Well. The instruction count printed by unreal is not correct[0], for what that snipped of code is actually doing. Unreal’s pipeline is built around the nodegraph, not code nodes. The nodegraph doesn’t have proper flow control, so it’s not designed to evaluate instruction costs for loops(flow) - indeed it can’t if the iteration is dynamic. So, if you put a loop in there, it will ignore it and just count what’s in it once.
You are sampling a texture (r * 2) ^ 2 + 1 times so an r of 5 is 100 + 1. An r of 10 is 400 + 1 etc. Texture samples are much more expensive than single instructions, so to get an actual idea of what this would cost you would have to plop out 401 texture sampler nodes - and already there it’s obvious that what you are doing ain’t cheap. You also do (r * 6) ^ 2 additions, (r * 2) ^ 2 subtractions and (r * 4) ^ 2 multiplications, ignoring here the final bit outside the loop. Each of those additions, subtractions and multiplications counts as an instruction[1].
If you hardcode the r as a const int in the code and put an [unroll] before each of those loops, Unreal may actually show you the real instruction count, emphasis on the may.

Either way, what you have is a brute force blur. It’s a box blur actually, not a gaussian blur, since you’re not calculating a gaussian weight per sample. Normally if you do a thing like this you would do it in two passes. First blur x axis r steps save that to a texture, and then do y axis r steps of that texture. This is how bloom is often doing it. That would change the cost from ^ 2 to * 2. I don’t know if that can be done in the context of what you’re doing though.

All that said. If you have mipmaps generated for the texture, you can use those. Mips are naturally blurred and cheaper to sample[2]. You might be able to just sample maybe 4-5 mip biases down from the highest and sum those to get more or less the same thing for a fraction of the cost.

Here’s a rough untested example of a lot more more performant solution.
float r = 5;//(replace this with an input)
float blur = 2;//(replace this with an input)

float4 sum = 0;
for(int i = 0; i < r; i++)
{
sum += tex.SampleBias(View.MaterialTextureBilinearClampedSampler, UV, i * blur);
}
return sum / r;

You wrote you’re new to HLSL and shaders. Shaders are fun, have fun! But, I would always recommend trying to understand the code snippets you’re trying out and the implications. Best way to learn is to try things out, if you notice clear performance drops when you test is taking up the whole screen, you are doing too much work in the shader[3]. The more you understand it the better you can learn to evaluate if there is better alternative or smarter tricks to get to what you want.
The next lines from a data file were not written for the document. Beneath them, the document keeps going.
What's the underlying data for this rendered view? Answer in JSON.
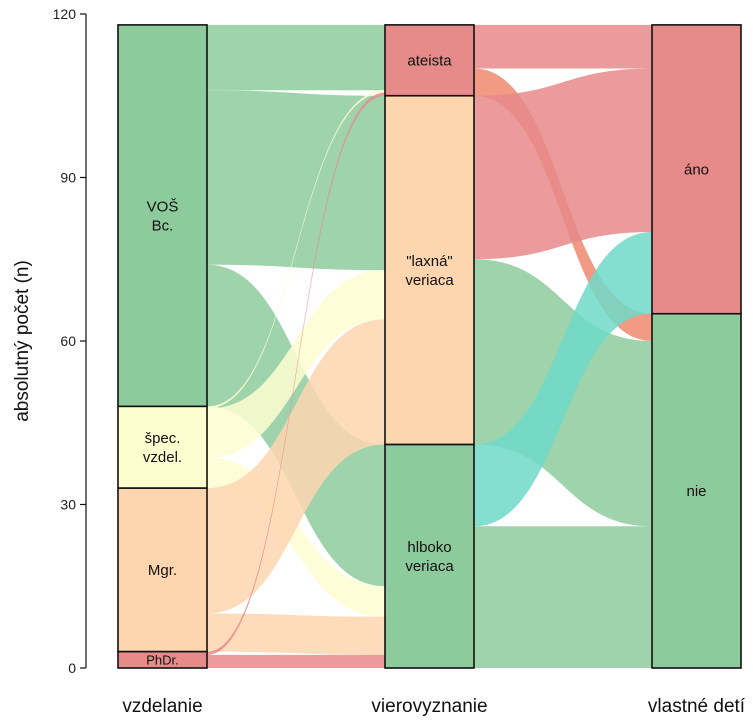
{
  "chart_data": {
    "type": "alluvial",
    "title": "",
    "ylabel": "absolutný počet (n)",
    "ylim": [
      0,
      120
    ],
    "yticks": [
      0,
      30,
      60,
      90,
      120
    ],
    "axes": [
      {
        "name": "vzdelanie",
        "categories": [
          {
            "key": "vos_bc",
            "label": [
              "VOŠ",
              "Bc."
            ],
            "value": 70
          },
          {
            "key": "spec",
            "label": [
              "špec.",
              "vzdel."
            ],
            "value": 15
          },
          {
            "key": "mgr",
            "label": [
              "Mgr."
            ],
            "value": 30
          },
          {
            "key": "phdr",
            "label": [
              "PhDr."
            ],
            "value": 3
          }
        ]
      },
      {
        "name": "vierovyznanie",
        "categories": [
          {
            "key": "ateista",
            "label": [
              "ateista"
            ],
            "value": 13
          },
          {
            "key": "laxna",
            "label": [
              "\"laxná\"",
              "veriaca"
            ],
            "value": 64
          },
          {
            "key": "hlboko",
            "label": [
              "hlboko",
              "veriaca"
            ],
            "value": 41
          }
        ]
      },
      {
        "name": "vlastné detí",
        "categories": [
          {
            "key": "ano",
            "label": [
              "áno"
            ],
            "value": 53
          },
          {
            "key": "nie",
            "label": [
              "nie"
            ],
            "value": 65
          }
        ]
      }
    ],
    "flows_left": [
      {
        "from": "vos_bc",
        "to": "ateista",
        "value": 12
      },
      {
        "from": "vos_bc",
        "to": "laxna",
        "value": 32
      },
      {
        "from": "vos_bc",
        "to": "hlboko",
        "value": 26
      },
      {
        "from": "spec",
        "to": "ateista",
        "value": 0.4
      },
      {
        "from": "spec",
        "to": "laxna",
        "value": 9
      },
      {
        "from": "spec",
        "to": "hlboko",
        "value": 5.6
      },
      {
        "from": "mgr",
        "to": "ateista",
        "value": 0
      },
      {
        "from": "mgr",
        "to": "laxna",
        "value": 23
      },
      {
        "from": "mgr",
        "to": "hlboko",
        "value": 7
      },
      {
        "from": "phdr",
        "to": "ateista",
        "value": 0.6
      },
      {
        "from": "phdr",
        "to": "laxna",
        "value": 0
      },
      {
        "from": "phdr",
        "to": "hlboko",
        "value": 2.4
      }
    ],
    "flows_right": [
      {
        "from": "ateista",
        "to": "ano",
        "value": 8
      },
      {
        "from": "ateista",
        "to": "nie",
        "value": 5
      },
      {
        "from": "laxna",
        "to": "ano",
        "value": 30
      },
      {
        "from": "laxna",
        "to": "nie",
        "value": 34
      },
      {
        "from": "hlboko",
        "to": "ano",
        "value": 15
      },
      {
        "from": "hlboko",
        "to": "nie",
        "value": 26
      }
    ],
    "colors": {
      "vos_bc": "#8dcb9d",
      "spec": "#fdfdd0",
      "mgr": "#fdd6b0",
      "phdr": "#e78a8a",
      "ateista": "#e78a8a",
      "laxna": "#fdd6b0",
      "hlboko": "#8dcb9d",
      "ano": "#e78a8a",
      "nie": "#8dcb9d",
      "flow_ano": "#e78a8a",
      "flow_nie": "#8dcb9d",
      "flow_hlboko_ano": "#6fd9c8",
      "stroke": "#111111"
    }
  }
}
Compilers are usually real smart and can optimize a lot of things away - but they can’t replace whole methods for more performant ones.

The online directX HLSL intrinsic function manual is really informative too.
Here it’s explaining SampleBias SampleBias (DirectX HLSL Texture Object) - Win32 apps | Microsoft Docs

[0]: An empty default material is 116 instructions - you’re not blurring for just 4, I can guarantee you that :o)
[1]: A compiler will remove some of the duplicates, like (r * 4) ^ 2 probably becomes r ^ 2 since the result is the same for all 4 cases - it’s still a large number if r is high.
[2]: Mips are smaller, so it’s smaller blocks of memory for the sampler to handle - another source of performance issues: “oversampling”. Tile a texture on a huge plane forcing it to always sample mip 0 and even a high end graphics card may stall significantly, when several full res tiles cover just a few pixels on the horizon.
[3]: “stat unit” console command will show you the ms timers, if the gpu ms timer goes up by a lot compared to looking at a grey box, you are doing something expensive. This is by far the best indicator of a specific shader being expensive, without actually digging deeper in a real gpu frame capture.

Beefyhead · July 4, 2021, 12:30pm

Great, thats new information for me loops wouldn’t count in UE 4 material editor. I haven’t generated mips. MIPS can be even pixelated I guess. I am looking for a dynamic shadow projection using a diffuse map for cutting down the cost. Brute force kinda linear approach, multiplying on a single direction, rest of the areas appears much sharper. Thanks for your comment. let me try your method.